Our report “The role of councils in developing Local Industrial Strategies” included Action Learning Sets designed to help the Local Government Association better understand the role of councils in the development of Local Industrial Strategies (LIS) and to support councils to initiate or further their engagement with their LIS. The use of these sets enabled councils to collaborate in real-time to address similar issues by bringing together a total of 24 peers from those organisations to exchange ideas and experiences.
These sessions helped establish that a council’s ability to participate fully in the LIS process hinges on the quality of the relationship between the council and the Local Enterprise Partnership (LEP); and for areas where there is scope to strengthen this relationship, the LIS development process presented a vehicle to do this.

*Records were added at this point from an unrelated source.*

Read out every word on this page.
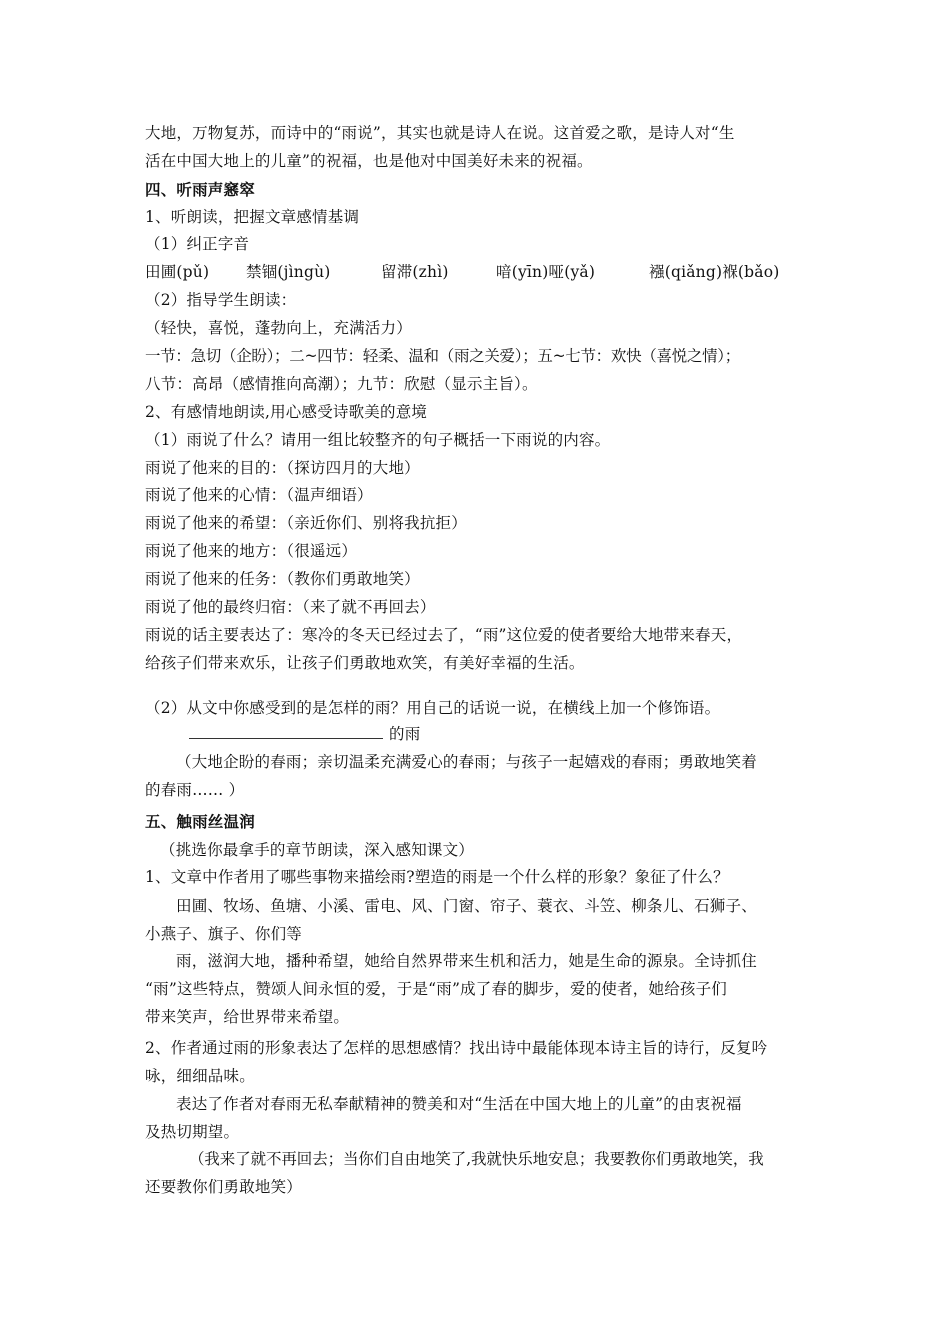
大地，万物复苏，而诗中的“雨说”，其实也就是诗人在说。这首爱之歌，是诗人对“生
活在中国大地上的儿童”的祝福，也是他对中国美好未来的祝福。
四、听雨声窸窣
1、听朗读，把握文章感情基调
（1）纠正字音
田圃(pǔ) 禁锢(jìngù)	留滞(zhì)	喑(yīn)哑(yǎ)	襁(qiǎng)褓(bǎo)
（2）指导学生朗读：
（轻快，喜悦，蓬勃向上，充满活力）
一节：急切（企盼）；二~四节：轻柔、温和（雨之关爱）；五~七节：欢快（喜悦之情）；
八节：高昂（感情推向高潮）；九节：欣慰（显示主旨）。
2、有感情地朗读,用心感受诗歌美的意境
（1）雨说了什么？请用一组比较整齐的句子概括一下雨说的内容。
雨说了他来的目的：（探访四月的大地）
雨说了他来的心情：（温声细语）
雨说了他来的希望：（亲近你们、别将我抗拒）
雨说了他来的地方：（很遥远）
雨说了他来的任务：（教你们勇敢地笑）
雨说了他的最终归宿：（来了就不再回去）
雨说的话主要表达了：寒冷的冬天已经过去了，“雨”这位爱的使者要给大地带来春天，
给孩子们带来欢乐，让孩子们勇敢地欢笑，有美好幸福的生活。
（2）从文中你感受到的是怎样的雨？用自己的话说一说，在横线上加一个修饰语。
的雨
（大地企盼的春雨；亲切温柔充满爱心的春雨；与孩子一起嬉戏的春雨；勇敢地笑着
的春雨…… ）
五、触雨丝温润
（挑选你最拿手的章节朗读，深入感知课文）
1、文章中作者用了哪些事物来描绘雨?塑造的雨是一个什么样的形象？象征了什么？
田圃、牧场、鱼塘、小溪、雷电、风、门窗、帘子、蓑衣、斗笠、柳条儿、石狮子、
小燕子、旗子、你们等
雨，滋润大地，播种希望，她给自然界带来生机和活力，她是生命的源泉。全诗抓住
“雨”这些特点，赞颂人间永恒的爱，于是“雨”成了春的脚步，爱的使者，她给孩子们
带来笑声，给世界带来希望。
2、作者通过雨的形象表达了怎样的思想感情？找出诗中最能体现本诗主旨的诗行，反复吟
咏，细细品味。
表达了作者对春雨无私奉献精神的赞美和对“生活在中国大地上的儿童”的由衷祝福
及热切期望。
（我来了就不再回去；当你们自由地笑了,我就快乐地安息；我要教你们勇敢地笑，我
还要教你们勇敢地笑）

The success of the programme enabled us to bring the group back together a year later, supporting the attendees through three more sessions on their wider economic development work.
In the summer of 2020, we applied our trends and scenarios methods to support Surrey Library Service in considering the kinds of needs their communities may face over the coming decade. With a small group of managers, we documented well-established trends and drivers of change (e.g., population ageing, digital technology, housing growth) alongside highly uncertain factors such as economic growth levels post COVID-19.
With the same managers we then used these data to create evidence-based scenarios to test strategies for their public library services and wider cultural offer. This was an inexpensive but impactful way for managers to apply trends data and their own tacit knowledge to test potential strategies against multiple ‘new normals’. Our work consisted of a two-part workshop, informed by service-specific data, with the background evidence and resulting scenarios documented using Miro (a kind of digital whiteboard) so it could be easily shared internally.